Published time: April 13, 2013 09:39
Edited time: April 13, 2013 20:19
A soldier (R) of Japan's Ground Self Defence Force looks on as Japanese Foreign Minister Fumio Kishida (unseen in this picture) inspected Patriot Advanced Capability-3 (PAC-3) missile launchers at the Defence Ministry headquarters in Tokyo on April 13, 2013 (AFP Photo / Yoshikazu Tsuno)

A soldier (R) of Japan's Ground Self Defence Force looks on as Japanese Foreign Minister Fumio Kishida (unseen in this picture) inspected Patriot Advanced Capability-3 (PAC-3) missile launchers at the Defence Ministry headquarters in Tokyo on April 13, 2013 (AFP Photo / Yoshikazu Tsuno)

A Japanese official mistakenly issued a pre-prepared alert announcing the launch of a North Korean ballistic missile instead of sending a message concerning a recent earthquake in western Japan.

A reported 87 airport offices in Japan received emails on Saturday saying that North Korea had launched a ballistic missile.
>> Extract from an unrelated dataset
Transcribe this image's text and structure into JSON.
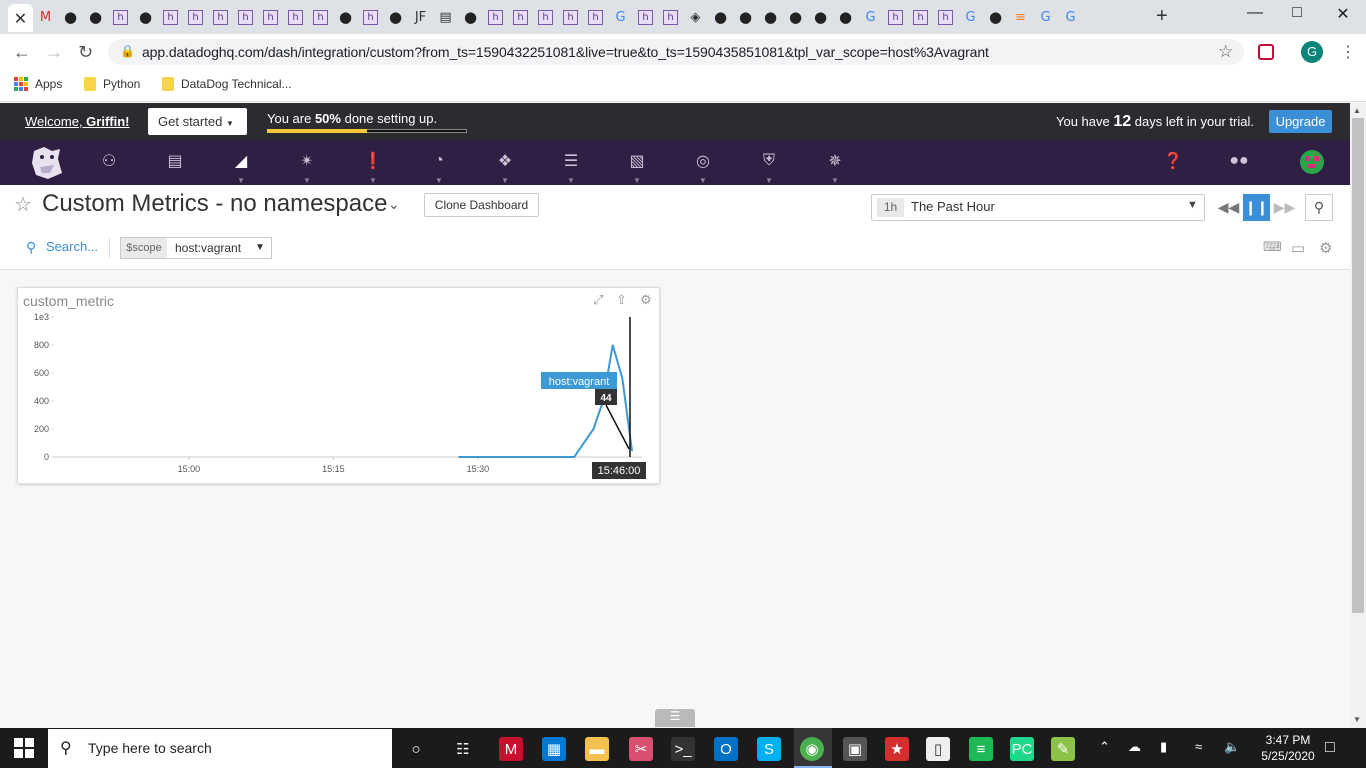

The messages were sent by mistake, the country’s transportation ministry later explained.

An official at the Osaka aviation bureau was going to send out a letter asking if any of the region's airports had been damaged by the 6.3-magnitude earthquake that earlier hit the western part of the country, injuring dozens. 

Instead, the official mistakenly dispatched a pre-prepared alert about a North Korean missile launch.

At least one domestic flight was delayed due to the false alarm, though the mistaken email was retracted six minutes after it was sent, AFP reported.

This wasn't the first time Japan has raised a false alarm about a North Korean missile launch: On Wednesday, the Japanese city of Yokohama sent a message to its Twitter account's 40,000 followers saying that North Korea had launched a missile.

The tweet had a blank space where the exact time of the launch should have been pasted in, indicating that the message was posted prematurely. The message was visible for 20 minutes before the city retracted it.

Japan has lately been on high alert, with Patriot missiles stationed in Tokyo to protect its people from an expected mid-range missile test launch by North Korea.

On Friday, Pyongyang warned that Tokyo would be its primary target if war broke out on the Korean Peninsula, blaming Japan for its “hostile posture.” It also threatened a nuclear strike against the island nation if it intercepts any North Korean test missiles.